Spaghetti Squash Sheet Pan Dinner

Write a Review
  • Total Time: 1 hrs 5 mins
  • Hands-on Time: 0 hrs 15 mins
  • Makes: 4-6 servings

Make an all-vegetable “spaghetti primavera” dinner on a single sheet pan with this recipe featuring spaghetti squash, roasted veggies and arugula, uniquely seasoned with herbs, crushed red pepper and a generous sprinkling of fresh lemon.

Ingredients

  • 1 teaspoon

    Simply Organic Garlic Powder
  • 1/2 teaspoon

    SO Crushed Hot Red Pepper org
  • 1/2 teaspoon

    SO Basil leaf c/s organic
  • 1/2 teaspoon

    SO Parsley leaf flake org
  • 1 2-pound spaghetti squash, halved and seeded

  • 2 tablespoons olive oil

  • 1 pinch Salt & pepper to taste

  • 1 leek, sliced (white and light green parts only)

  • 3/4 pound Brussels sprouts, halved

  • 1 medium sweet potato, chopped (1 1/2 cups chopped)

  • 1 15-ounce can garbanzo beans, drained and rinsed

  • 3 tablespoons extra virgin olive oil

  • 1/2 lemon, zested and juiced (reserve zest)

  • 1 teaspoon salt

  • 2 cups arugula

Directions

    1. Line a sheet pan with parchment paper. Preheat oven to 400 degrees.

    2. Place squash halves, cut-side up, on work surface. Drizzle olive oil over inner flesh of squash halves. Sprinkle ½ teaspoon garlic, crushed red pepper, basil and parsley evenly over squash, followed by a few pinches of salt and pepper.

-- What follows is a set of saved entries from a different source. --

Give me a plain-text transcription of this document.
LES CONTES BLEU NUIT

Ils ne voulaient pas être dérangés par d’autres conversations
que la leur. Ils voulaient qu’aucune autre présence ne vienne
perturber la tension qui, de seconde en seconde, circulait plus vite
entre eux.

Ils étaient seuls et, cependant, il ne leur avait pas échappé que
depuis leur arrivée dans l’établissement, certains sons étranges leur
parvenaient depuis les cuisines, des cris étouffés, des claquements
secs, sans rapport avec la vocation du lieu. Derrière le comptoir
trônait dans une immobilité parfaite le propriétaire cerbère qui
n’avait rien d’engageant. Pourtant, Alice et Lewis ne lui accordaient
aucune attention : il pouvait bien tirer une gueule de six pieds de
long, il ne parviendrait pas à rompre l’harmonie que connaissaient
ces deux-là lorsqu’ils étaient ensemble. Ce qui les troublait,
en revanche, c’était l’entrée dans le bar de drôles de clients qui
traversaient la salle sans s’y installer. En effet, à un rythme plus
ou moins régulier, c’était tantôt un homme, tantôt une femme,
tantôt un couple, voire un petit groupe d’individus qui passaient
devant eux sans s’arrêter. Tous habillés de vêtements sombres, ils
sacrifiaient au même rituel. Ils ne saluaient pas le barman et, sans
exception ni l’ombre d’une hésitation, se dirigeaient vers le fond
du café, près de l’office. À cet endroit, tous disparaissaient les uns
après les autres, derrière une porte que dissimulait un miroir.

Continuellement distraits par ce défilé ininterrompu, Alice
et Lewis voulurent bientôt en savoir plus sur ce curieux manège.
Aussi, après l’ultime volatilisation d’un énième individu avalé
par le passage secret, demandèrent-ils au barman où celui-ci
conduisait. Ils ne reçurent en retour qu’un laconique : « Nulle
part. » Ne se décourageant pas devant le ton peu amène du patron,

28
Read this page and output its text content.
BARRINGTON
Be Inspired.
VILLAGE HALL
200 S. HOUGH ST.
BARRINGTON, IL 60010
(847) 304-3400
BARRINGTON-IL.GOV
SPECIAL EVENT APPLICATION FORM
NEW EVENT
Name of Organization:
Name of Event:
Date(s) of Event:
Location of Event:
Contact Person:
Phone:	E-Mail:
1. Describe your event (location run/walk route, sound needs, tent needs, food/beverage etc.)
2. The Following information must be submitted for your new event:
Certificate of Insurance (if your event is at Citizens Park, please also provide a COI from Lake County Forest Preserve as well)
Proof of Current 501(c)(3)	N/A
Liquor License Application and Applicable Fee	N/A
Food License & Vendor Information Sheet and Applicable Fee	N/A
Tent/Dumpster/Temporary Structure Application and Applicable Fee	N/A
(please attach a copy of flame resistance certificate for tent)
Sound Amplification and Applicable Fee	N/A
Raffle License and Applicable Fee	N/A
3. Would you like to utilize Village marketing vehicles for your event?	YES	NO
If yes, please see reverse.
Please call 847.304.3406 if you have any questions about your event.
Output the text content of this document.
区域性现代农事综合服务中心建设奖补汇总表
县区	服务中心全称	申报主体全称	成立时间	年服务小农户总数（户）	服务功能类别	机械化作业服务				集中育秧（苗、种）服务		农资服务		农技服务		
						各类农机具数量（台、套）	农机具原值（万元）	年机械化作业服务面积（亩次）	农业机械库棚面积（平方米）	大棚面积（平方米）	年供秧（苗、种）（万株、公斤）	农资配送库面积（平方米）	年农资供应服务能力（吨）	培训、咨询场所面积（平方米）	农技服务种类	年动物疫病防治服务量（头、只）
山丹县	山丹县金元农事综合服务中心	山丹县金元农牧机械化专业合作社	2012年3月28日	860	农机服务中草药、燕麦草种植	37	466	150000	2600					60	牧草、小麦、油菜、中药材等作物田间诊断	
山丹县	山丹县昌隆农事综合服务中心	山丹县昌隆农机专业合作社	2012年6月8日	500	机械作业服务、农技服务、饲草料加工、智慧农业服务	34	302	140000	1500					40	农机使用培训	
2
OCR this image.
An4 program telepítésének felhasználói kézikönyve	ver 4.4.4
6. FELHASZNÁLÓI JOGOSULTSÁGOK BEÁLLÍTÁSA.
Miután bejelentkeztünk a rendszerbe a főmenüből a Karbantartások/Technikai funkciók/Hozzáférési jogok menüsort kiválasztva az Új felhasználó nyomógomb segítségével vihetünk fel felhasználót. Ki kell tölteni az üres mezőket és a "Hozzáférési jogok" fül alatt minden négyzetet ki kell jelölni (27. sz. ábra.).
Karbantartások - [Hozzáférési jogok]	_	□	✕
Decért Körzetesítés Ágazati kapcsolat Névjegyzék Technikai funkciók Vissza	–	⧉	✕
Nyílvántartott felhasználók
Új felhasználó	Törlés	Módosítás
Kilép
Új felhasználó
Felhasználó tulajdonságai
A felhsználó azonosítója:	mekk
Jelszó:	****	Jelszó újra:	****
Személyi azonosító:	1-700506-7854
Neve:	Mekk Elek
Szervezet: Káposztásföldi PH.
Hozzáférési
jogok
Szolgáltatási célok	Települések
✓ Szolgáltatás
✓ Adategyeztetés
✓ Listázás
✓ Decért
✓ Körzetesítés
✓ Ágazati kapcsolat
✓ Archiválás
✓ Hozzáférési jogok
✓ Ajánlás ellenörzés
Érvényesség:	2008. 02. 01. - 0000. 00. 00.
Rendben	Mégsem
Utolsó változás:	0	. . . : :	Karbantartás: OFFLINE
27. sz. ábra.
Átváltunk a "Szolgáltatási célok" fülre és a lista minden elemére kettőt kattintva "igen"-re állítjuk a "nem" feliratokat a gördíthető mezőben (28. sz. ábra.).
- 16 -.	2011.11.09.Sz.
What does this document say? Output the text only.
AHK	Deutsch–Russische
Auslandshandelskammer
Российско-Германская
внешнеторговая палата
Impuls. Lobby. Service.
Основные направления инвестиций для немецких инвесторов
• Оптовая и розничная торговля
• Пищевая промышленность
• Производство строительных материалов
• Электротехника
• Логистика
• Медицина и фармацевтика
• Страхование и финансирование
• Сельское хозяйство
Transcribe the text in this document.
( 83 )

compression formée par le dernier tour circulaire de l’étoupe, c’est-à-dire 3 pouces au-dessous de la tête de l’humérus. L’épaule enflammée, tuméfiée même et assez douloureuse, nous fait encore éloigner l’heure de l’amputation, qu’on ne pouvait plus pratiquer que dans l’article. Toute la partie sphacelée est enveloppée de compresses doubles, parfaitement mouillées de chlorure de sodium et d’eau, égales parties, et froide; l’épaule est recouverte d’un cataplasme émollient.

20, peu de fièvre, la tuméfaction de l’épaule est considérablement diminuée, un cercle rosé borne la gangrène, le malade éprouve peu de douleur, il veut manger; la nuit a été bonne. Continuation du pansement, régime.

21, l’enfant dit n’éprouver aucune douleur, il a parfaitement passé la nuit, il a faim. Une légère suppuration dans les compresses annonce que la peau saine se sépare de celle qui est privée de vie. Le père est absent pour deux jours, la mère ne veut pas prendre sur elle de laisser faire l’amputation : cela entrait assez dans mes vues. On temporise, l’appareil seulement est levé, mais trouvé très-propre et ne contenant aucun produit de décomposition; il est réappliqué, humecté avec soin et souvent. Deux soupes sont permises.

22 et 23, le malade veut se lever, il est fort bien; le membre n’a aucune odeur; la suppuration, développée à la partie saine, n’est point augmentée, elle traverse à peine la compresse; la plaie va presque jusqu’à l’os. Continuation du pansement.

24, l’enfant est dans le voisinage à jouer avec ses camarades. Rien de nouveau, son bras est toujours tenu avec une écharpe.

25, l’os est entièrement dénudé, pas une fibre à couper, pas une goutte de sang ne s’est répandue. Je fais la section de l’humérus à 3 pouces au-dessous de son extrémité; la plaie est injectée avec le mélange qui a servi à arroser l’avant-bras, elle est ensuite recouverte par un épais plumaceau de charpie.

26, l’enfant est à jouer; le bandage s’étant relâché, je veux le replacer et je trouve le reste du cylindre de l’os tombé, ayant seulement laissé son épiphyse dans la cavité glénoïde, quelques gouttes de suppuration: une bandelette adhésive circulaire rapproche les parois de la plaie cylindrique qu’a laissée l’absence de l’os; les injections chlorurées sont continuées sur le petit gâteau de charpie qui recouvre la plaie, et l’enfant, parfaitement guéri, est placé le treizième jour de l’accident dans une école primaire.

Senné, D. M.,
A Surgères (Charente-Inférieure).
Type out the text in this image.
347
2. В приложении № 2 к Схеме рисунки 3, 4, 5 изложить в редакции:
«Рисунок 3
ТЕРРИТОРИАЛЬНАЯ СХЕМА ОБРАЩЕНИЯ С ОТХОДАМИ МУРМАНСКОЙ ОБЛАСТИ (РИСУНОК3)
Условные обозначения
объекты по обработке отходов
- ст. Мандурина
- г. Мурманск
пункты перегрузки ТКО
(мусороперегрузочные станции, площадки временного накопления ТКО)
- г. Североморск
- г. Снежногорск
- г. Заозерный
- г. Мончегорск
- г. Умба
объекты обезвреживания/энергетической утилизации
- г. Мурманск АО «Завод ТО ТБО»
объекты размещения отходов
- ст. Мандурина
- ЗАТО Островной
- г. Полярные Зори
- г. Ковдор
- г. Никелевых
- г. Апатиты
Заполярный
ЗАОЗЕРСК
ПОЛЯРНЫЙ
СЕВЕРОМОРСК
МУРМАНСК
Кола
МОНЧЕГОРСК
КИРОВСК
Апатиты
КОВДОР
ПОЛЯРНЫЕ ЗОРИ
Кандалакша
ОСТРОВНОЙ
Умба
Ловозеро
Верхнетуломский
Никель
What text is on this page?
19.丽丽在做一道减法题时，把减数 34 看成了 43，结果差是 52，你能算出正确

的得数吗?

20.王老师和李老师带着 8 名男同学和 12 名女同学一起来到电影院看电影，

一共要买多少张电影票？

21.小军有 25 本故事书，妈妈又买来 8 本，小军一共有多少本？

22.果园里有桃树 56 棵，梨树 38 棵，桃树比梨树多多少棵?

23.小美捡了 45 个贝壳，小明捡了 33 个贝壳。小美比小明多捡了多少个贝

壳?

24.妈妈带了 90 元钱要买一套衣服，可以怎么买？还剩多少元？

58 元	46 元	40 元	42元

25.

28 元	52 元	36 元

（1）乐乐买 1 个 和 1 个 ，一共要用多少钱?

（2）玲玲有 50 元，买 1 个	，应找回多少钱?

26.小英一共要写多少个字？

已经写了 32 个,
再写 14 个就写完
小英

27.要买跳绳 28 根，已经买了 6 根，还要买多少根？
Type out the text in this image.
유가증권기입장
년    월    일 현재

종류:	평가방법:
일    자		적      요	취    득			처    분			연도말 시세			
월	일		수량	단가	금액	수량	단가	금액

    3. Place leeks, brussels sprouts, sweet potatoes, and garbanzo beans on prepared sheet pan. Drizzle with olive oil, salt and ½ teaspoon garlic granules. Toss to evenly coat.

    4. Push vegetables to outside edges of pan. Place spaghetti squash, cut-side down, in center of pan. Roast for 45 to 50 minutes, until squash is soft when pierced with a fork. During the last 20 minutes of roasting, stir vegetable medley to avoid over-browning of particular spots.

    5. Remove sheet pan from oven. Allow squash to cool for about 10 minutes, until it can be handled with a towel.

    6. Remove squash from sheet pan. Add arugula and lemon zest to vegetable medley and toss to combine (heat from the veggies will slightly wilt the arugula leaves).

    7. In a large bowl, shred squash with a fork, separating it from the skin and creating “noodles.”

    8. Spoon vegetable medley over squash “noodles” (or divide the squash into small bowls and top with veggies). Add additional red pepper flakes and shredded parmesan cheese, if desired.

    Cut the veggies a day in advance to reduce the hands-on time of this recipe.